Белый Барабанщик. Что ты наделал?
Чинчибирин. Я не знал, что она – тучка!
Белый Барабанщик. Лучше б я не давал ее тебе!.. (Мечется.)
Тучка плывет в небе.
Гуакамайо(ликует). Чин-чин-чин-чибирин! Чин-чин-чи-чи-бирин! Чинчибирин-чин-чин!
Белый Барабанщик. Где барабан? Барабан!
Сильный ветер.
Чинчибирин. Она сказала, чтоб мы не дрались! (Пытается удержать
Барабанщика, который уже поднял палочки.) Не время драться… Надо спасти… Оставь… Не бей в барабан… такие уж они, попугаи: перья – что самоцветы, а сердце – черное.

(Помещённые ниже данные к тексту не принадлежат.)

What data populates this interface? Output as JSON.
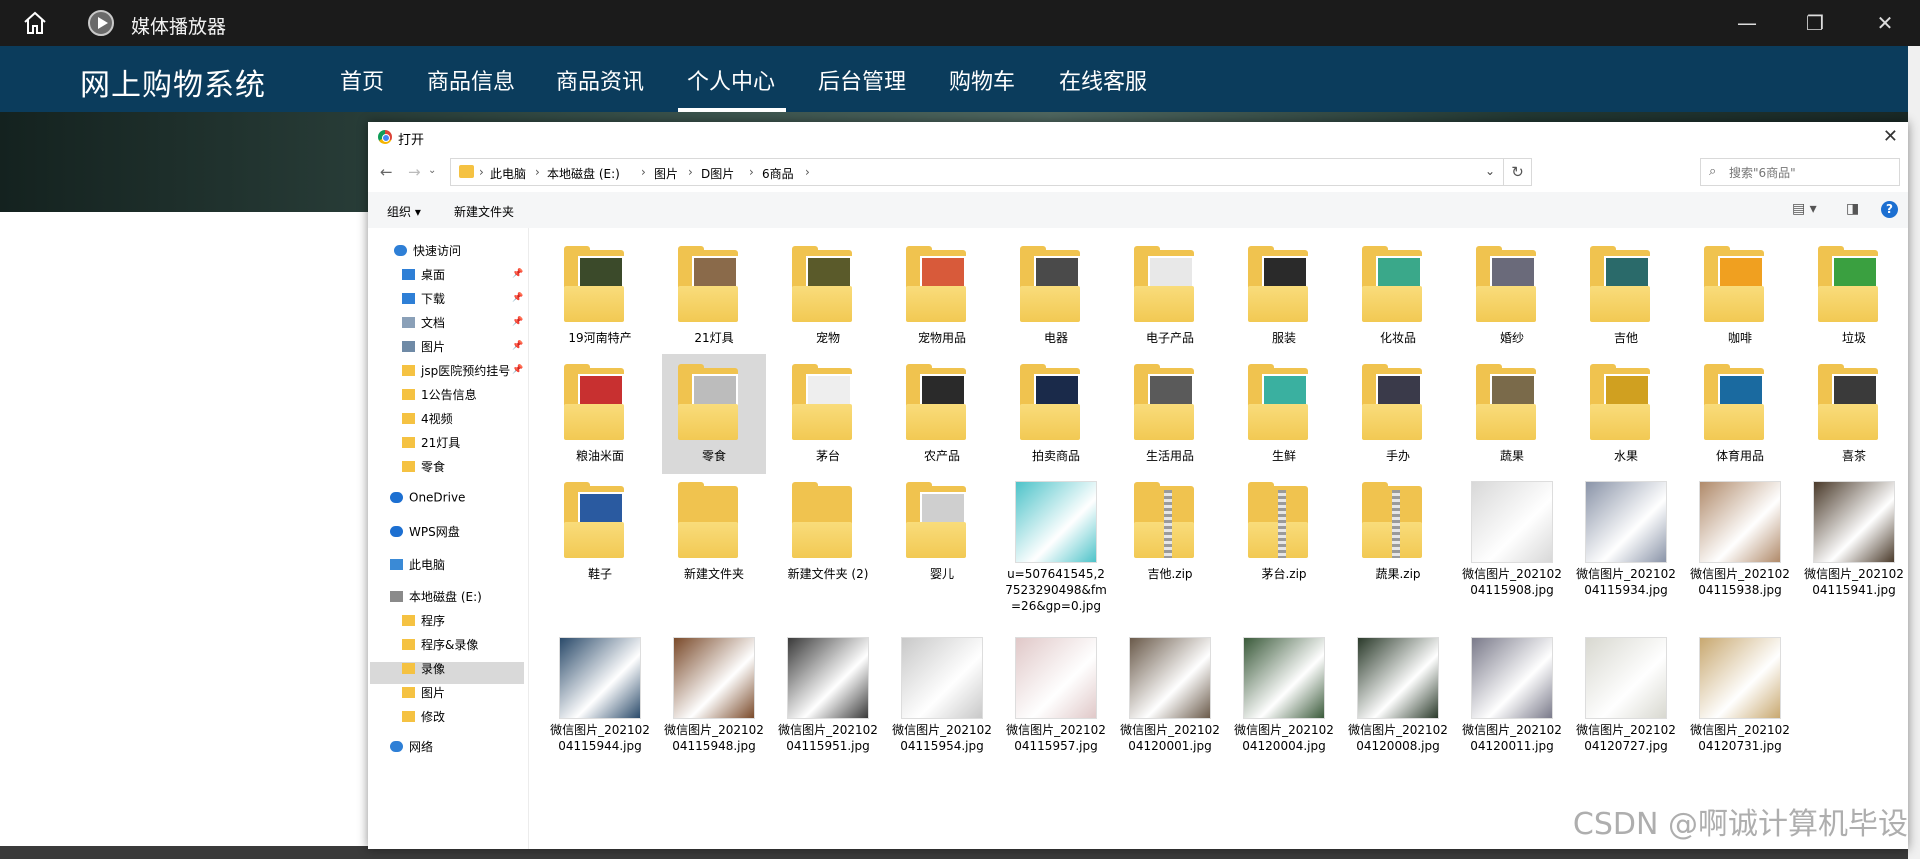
{
  "player": {
    "title": "媒体播放器",
    "icons": [
      "home-icon",
      "player-logo-icon",
      "minimize-icon",
      "restore-icon",
      "close-icon"
    ]
  },
  "site": {
    "brand": "网上购物系统",
    "nav": [
      "首页",
      "商品信息",
      "商品资讯",
      "个人中心",
      "后台管理",
      "购物车",
      "在线客服"
    ],
    "active_nav": "个人中心"
  },
  "dialog": {
    "title": "打开",
    "breadcrumbs": [
      "此电脑",
      "本地磁盘 (E:)",
      "图片",
      "D图片",
      "6商品"
    ],
    "search_placeholder": "搜索\"6商品\"",
    "toolbar": {
      "organize": "组织 ▾",
      "new_folder": "新建文件夹"
    },
    "nav_pane": [
      {
        "label": "快速访问",
        "icon": "star-icon",
        "pinned": false
      },
      {
        "label": "桌面",
        "icon": "desktop-icon",
        "pinned": true
      },
      {
        "label": "下载",
        "icon": "download-icon",
        "pinned": true
      },
      {
        "label": "文档",
        "icon": "document-icon",
        "pinned": true
      },
      {
        "label": "图片",
        "icon": "pictures-icon",
        "pinned": true
      },
      {
        "label": "jsp医院预约挂号",
        "icon": "folder-icon",
        "pinned": true
      },
      {
        "label": "1公告信息",
        "icon": "folder-icon",
        "pinned": false
      },
      {
        "label": "4视频",
        "icon": "folder-icon",
        "pinned": false
      },
      {
        "label": "21灯具",
        "icon": "folder-icon",
        "pinned": false
      },
      {
        "label": "零食",
        "icon": "folder-icon",
        "pinned": false
      },
      {
        "label": "OneDrive",
        "icon": "cloud-icon",
        "pinned": false
      },
      {
        "label": "WPS网盘",
        "icon": "cloud-icon",
        "pinned": false
      },
      {
        "label": "此电脑",
        "icon": "computer-icon",
        "pinned": false,
        "selected": true
      },
      {
        "label": "本地磁盘 (E:)",
        "icon": "drive-icon",
        "pinned": false
      },
      {
        "label": "程序",
        "icon": "folder-icon",
        "pinned": false
      },
      {
        "label": "程序&录像",
        "icon": "folder-icon",
        "pinned": false
      },
      {
        "label": "录像",
        "icon": "folder-icon",
        "pinned": false
      },
      {
        "label": "图片",
        "icon": "folder-icon",
        "pinned": false
      },
      {
        "label": "修改",
        "icon": "folder-icon",
        "pinned": false
      },
      {
        "label": "网络",
        "icon": "network-icon",
        "pinned": false
      }
    ],
    "files": [
      {
        "name": "19河南特产",
        "type": "folder",
        "color": "#3b4a2a"
      },
      {
        "name": "21灯具",
        "type": "folder",
        "color": "#8a6a4a"
      },
      {
        "name": "宠物",
        "type": "folder",
        "color": "#5a5a2a"
      },
      {
        "name": "宠物用品",
        "type": "folder",
        "color": "#d85a3a"
      },
      {
        "name": "电器",
        "type": "folder",
        "color": "#4a4a4a"
      },
      {
        "name": "电子产品",
        "type": "folder",
        "color": "#e8e8e8"
      },
      {
        "name": "服装",
        "type": "folder",
        "color": "#2a2a2a"
      },
      {
        "name": "化妆品",
        "type": "folder",
        "color": "#3aa88a"
      },
      {
        "name": "婚纱",
        "type": "folder",
        "color": "#6a6a7a"
      },
      {
        "name": "吉他",
        "type": "folder",
        "color": "#2a6a6a"
      },
      {
        "name": "咖啡",
        "type": "folder",
        "color": "#f0a020"
      },
      {
        "name": "垃圾",
        "type": "folder",
        "color": "#3aa040"
      },
      {
        "name": "粮油米面",
        "type": "folder",
        "color": "#c83030"
      },
      {
        "name": "零食",
        "type": "folder",
        "color": "#bcbcbc",
        "selected": true
      },
      {
        "name": "茅台",
        "type": "folder",
        "color": "#eeeeee"
      },
      {
        "name": "农产品",
        "type": "folder",
        "color": "#2a2a2a"
      },
      {
        "name": "拍卖商品",
        "type": "folder",
        "color": "#1a2a4a"
      },
      {
        "name": "生活用品",
        "type": "folder",
        "color": "#5a5a5a"
      },
      {
        "name": "生鲜",
        "type": "folder",
        "color": "#3ab0a0"
      },
      {
        "name": "手办",
        "type": "folder",
        "color": "#3a3a4a"
      },
      {
        "name": "蔬果",
        "type": "folder",
        "color": "#7a6a4a"
      },
      {
        "name": "水果",
        "type": "folder",
        "color": "#d0a020"
      },
      {
        "name": "体育用品",
        "type": "folder",
        "color": "#1a6aa0"
      },
      {
        "name": "喜茶",
        "type": "folder",
        "color": "#3a3a3a"
      },
      {
        "name": "鞋子",
        "type": "folder",
        "color": "#2a5aa0"
      },
      {
        "name": "新建文件夹",
        "type": "empty-folder",
        "color": "#f0c34f"
      },
      {
        "name": "新建文件夹 (2)",
        "type": "empty-folder",
        "color": "#f0c34f"
      },
      {
        "name": "婴儿",
        "type": "folder",
        "color": "#cfcfcf"
      },
      {
        "name": "u=507641545,27523290498&fm=26&gp=0.jpg",
        "type": "image",
        "color": "#4ec3c9"
      },
      {
        "name": "吉他.zip",
        "type": "zip",
        "color": "#f0c34f"
      },
      {
        "name": "茅台.zip",
        "type": "zip",
        "color": "#f0c34f"
      },
      {
        "name": "蔬果.zip",
        "type": "zip",
        "color": "#f0c34f"
      },
      {
        "name": "微信图片_20210204115908.jpg",
        "type": "image",
        "color": "#d8d8d8"
      },
      {
        "name": "微信图片_20210204115934.jpg",
        "type": "image",
        "color": "#8a94a8"
      },
      {
        "name": "微信图片_20210204115938.jpg",
        "type": "image",
        "color": "#b08a6a"
      },
      {
        "name": "微信图片_20210204115941.jpg",
        "type": "image",
        "color": "#4a3a2a"
      },
      {
        "name": "微信图片_20210204115944.jpg",
        "type": "image",
        "color": "#2a4a6a"
      },
      {
        "name": "微信图片_20210204115948.jpg",
        "type": "image",
        "color": "#7a4a2a"
      },
      {
        "name": "微信图片_20210204115951.jpg",
        "type": "image",
        "color": "#3a3a3a"
      },
      {
        "name": "微信图片_20210204115954.jpg",
        "type": "image",
        "color": "#c8c8c8"
      },
      {
        "name": "微信图片_20210204115957.jpg",
        "type": "image",
        "color": "#e0c8c8"
      },
      {
        "name": "微信图片_20210204120001.jpg",
        "type": "image",
        "color": "#6a5a4a"
      },
      {
        "name": "微信图片_20210204120004.jpg",
        "type": "image",
        "color": "#3a5a3a"
      },
      {
        "name": "微信图片_20210204120008.jpg",
        "type": "image",
        "color": "#2a3a2a"
      },
      {
        "name": "微信图片_20210204120011.jpg",
        "type": "image",
        "color": "#7a7a8a"
      },
      {
        "name": "微信图片_20210204120727.jpg",
        "type": "image",
        "color": "#d8d8d0"
      },
      {
        "name": "微信图片_20210204120731.jpg",
        "type": "image",
        "color": "#c8a870"
      }
    ]
  },
  "watermark": "CSDN @啊诚计算机毕设"
}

Белый Барабанщик. Пусти… пусти мои руки… Я должен барабанить… Прогремит буря, хлынет дождь, мы спасем Бабку, и пускай тогда посмеется этот проклятый попугай.
Красный занавес цвета заката, волшебного цвета заката. Величественно, как жрец, Кукулькан снимает желтые одежды. Проходит отряд воинов. Лица их, руки, ноги окрашены красным соком; на голове у них алые перья, в ушах вместо серег – красные птички или багряные цветы. Одежда, обувь, щиты, луки, стрелы всех оттенков красного, от неяркого цвета обожженной глины до ярко-алого цвета свежей крови. Воины идут бесконечной вереницей. Облачившись в красное, Кукулькан встает перед багровой завесой цвета заката, и под громкие крики начинается битва. Вначале кажется, что воины не сражаются, а торгуют – они встают на одно колено, что-то предлагают, настаивают. Потом, поднявшись, идут на приступ под гром барабанов и труб.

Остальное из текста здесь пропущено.